Concorrenza sleale nel marketing

Concorrenza sleale nel marketing: quando la concorrenza gioca sporco

Perché copiare non è competere

Nel mare della comunicazione e del marketing, la concorrenza non è un nemico da abbattere ma una bussola preziosa. Studiare i competitor, analizzarne i successi e i fallimenti, significa imparare e tracciare rotte nuove.
Ma c’è una differenza netta tra ispirarsi e appropriarsi, tra migliorarsi e tentare scorciatoie di bassa lega. È quella differenza che separa la navigazione vera dal limitarsi a seguire la scia della nave davanti.
Ed è proprio qui che entra in gioco un tema cruciale: la concorrenza sleale nel marketing.

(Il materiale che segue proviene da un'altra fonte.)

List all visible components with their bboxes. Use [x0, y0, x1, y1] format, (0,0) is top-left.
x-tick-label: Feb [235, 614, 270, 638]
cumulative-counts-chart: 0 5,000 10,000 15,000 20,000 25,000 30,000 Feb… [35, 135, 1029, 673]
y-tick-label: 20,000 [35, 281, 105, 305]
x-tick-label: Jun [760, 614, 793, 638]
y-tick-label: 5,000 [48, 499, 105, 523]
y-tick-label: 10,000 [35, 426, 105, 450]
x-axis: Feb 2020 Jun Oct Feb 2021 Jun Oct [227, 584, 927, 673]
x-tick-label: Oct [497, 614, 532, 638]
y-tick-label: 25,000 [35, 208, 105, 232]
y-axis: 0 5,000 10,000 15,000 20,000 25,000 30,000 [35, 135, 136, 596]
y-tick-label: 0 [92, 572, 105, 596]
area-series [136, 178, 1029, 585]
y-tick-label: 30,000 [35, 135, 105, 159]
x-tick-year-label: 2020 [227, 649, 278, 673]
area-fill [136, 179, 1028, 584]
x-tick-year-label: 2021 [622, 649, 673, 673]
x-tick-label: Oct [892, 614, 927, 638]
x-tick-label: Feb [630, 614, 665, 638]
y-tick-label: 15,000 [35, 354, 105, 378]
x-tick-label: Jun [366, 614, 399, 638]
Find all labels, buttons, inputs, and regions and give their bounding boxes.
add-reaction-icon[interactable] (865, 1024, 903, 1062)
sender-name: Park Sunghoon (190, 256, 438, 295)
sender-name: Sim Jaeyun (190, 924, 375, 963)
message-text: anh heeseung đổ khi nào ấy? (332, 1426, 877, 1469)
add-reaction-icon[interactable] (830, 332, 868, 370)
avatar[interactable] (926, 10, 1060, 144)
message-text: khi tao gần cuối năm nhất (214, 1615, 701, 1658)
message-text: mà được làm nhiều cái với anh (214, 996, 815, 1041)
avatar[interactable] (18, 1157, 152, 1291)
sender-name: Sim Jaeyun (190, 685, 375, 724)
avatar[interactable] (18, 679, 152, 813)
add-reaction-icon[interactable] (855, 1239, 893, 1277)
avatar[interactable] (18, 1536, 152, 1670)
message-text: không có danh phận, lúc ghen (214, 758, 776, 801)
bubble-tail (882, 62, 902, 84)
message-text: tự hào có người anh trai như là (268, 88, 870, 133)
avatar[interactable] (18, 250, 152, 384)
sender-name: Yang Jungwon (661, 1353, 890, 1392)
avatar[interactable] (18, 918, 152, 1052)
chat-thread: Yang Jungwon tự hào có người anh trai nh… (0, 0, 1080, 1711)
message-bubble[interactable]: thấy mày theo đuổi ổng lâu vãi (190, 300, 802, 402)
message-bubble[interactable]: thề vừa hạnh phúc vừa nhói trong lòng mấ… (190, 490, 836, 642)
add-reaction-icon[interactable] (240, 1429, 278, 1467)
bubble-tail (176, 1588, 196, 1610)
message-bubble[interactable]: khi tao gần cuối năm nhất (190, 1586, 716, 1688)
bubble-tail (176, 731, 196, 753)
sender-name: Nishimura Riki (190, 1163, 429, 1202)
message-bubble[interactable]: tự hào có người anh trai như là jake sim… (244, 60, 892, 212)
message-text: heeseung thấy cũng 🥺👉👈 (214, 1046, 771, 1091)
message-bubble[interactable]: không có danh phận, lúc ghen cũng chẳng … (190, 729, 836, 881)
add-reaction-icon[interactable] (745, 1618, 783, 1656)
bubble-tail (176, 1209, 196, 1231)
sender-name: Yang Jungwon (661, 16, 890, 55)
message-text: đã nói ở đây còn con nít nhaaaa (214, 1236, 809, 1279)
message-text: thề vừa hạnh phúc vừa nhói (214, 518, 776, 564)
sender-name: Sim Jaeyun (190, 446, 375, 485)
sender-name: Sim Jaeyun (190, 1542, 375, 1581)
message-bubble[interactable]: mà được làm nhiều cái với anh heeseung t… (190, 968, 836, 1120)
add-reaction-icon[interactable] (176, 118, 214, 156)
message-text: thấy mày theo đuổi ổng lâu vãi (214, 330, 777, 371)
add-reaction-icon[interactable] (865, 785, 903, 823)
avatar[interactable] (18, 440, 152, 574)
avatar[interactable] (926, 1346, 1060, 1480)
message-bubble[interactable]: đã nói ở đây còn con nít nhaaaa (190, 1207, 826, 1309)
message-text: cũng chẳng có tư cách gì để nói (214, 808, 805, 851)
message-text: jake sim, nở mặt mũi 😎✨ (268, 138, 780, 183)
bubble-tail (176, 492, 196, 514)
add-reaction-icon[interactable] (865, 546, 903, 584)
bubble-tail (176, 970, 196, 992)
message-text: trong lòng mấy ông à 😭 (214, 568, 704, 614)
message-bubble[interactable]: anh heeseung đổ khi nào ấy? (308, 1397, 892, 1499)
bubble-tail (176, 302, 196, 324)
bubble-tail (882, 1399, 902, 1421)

Il caso: il nome altrui come àncora

Mi è capitato di osservare – e non solo da piccole realtà, ma anche da multinazionali con mezzi enormi – una pratica discutibile: usare il nome di un competitor come parola chiave nelle campagne pubblicitarie online.
In concreto: se un utente cerca BookyWay su Google (App di prenotazione internazionale di cui sono socio fondatore), il suo primo clic rischia di finire su un annuncio pagato da un’azienda concorrente.
È un esempio evidente di concorrenza sleale nel marketing digitale: una strategia che non crea valore, ma prova solo a intercettare il lavoro degli altri.
È un po’ come piazzare un cartello davanti all’osteria del vicino con scritto: “Ehi, prova la nostra: è quasi uguale!”.

Perché la concorrenza sleale nel marketing è uno sbaglio strategico

A prima vista può sembrare un trucco astuto, ma in realtà è un autogol.

  • Sul piano etico, tradisce insicurezza e mina la fiducia: se per farsi notare serve “rubare” il nome altrui, cosa dice questo del proprio brand?
  • Sul piano strategico, significa fare pubblicità indiretta al concorrente. Se investo denaro per intercettare chi cerca un marchio forte, sto ammettendo la sua superiorità e contribuendo a rafforzarla.

È come se una squadra di calcio scendesse in campo indossando i colori dell’avversario: invece di confondere i tifosi, otterrebbe solo di ricordare a tutti quale squadra conta davvero.

Un vizio antico

Queste scorciatoie non nascono con Google. Già negli anni ’70 la pubblicità comparativa americana cercava di cavalcare i nomi dei grandi marchi, e molto prima, nella letteratura, non mancavano epigoni che campavano sulle spalle dei maestri senza aggiungere nulla di nuovo.
La storia insegna che chi si limita a copiare o parassitare finisce presto dimenticato. A restare, sono sempre coloro che hanno trovato una voce propria.
Ecco perché la concorrenza sleale nel marketing, ieri come oggi, non paga: non genera futuro, solo ombre.

La vera rotta

Il successo non si costruisce sfruttando le vele altrui, ma imparando a spiegare le proprie.
Competere significa guardare agli altri per migliorarsi, non per imitarli. Significa investire in visione, innovazione, autenticità.
Chi gioca sporco può forse strappare un clic in più, ma non conquisterà mai la fiducia duratura di chi sceglie un brand per quello che è, e non per quello che tenta di sembrare.

La domanda rimane: volete davvero essere ricordati come chi ha navigato seguendo le scie, o come chi ha tracciato la propria rotta?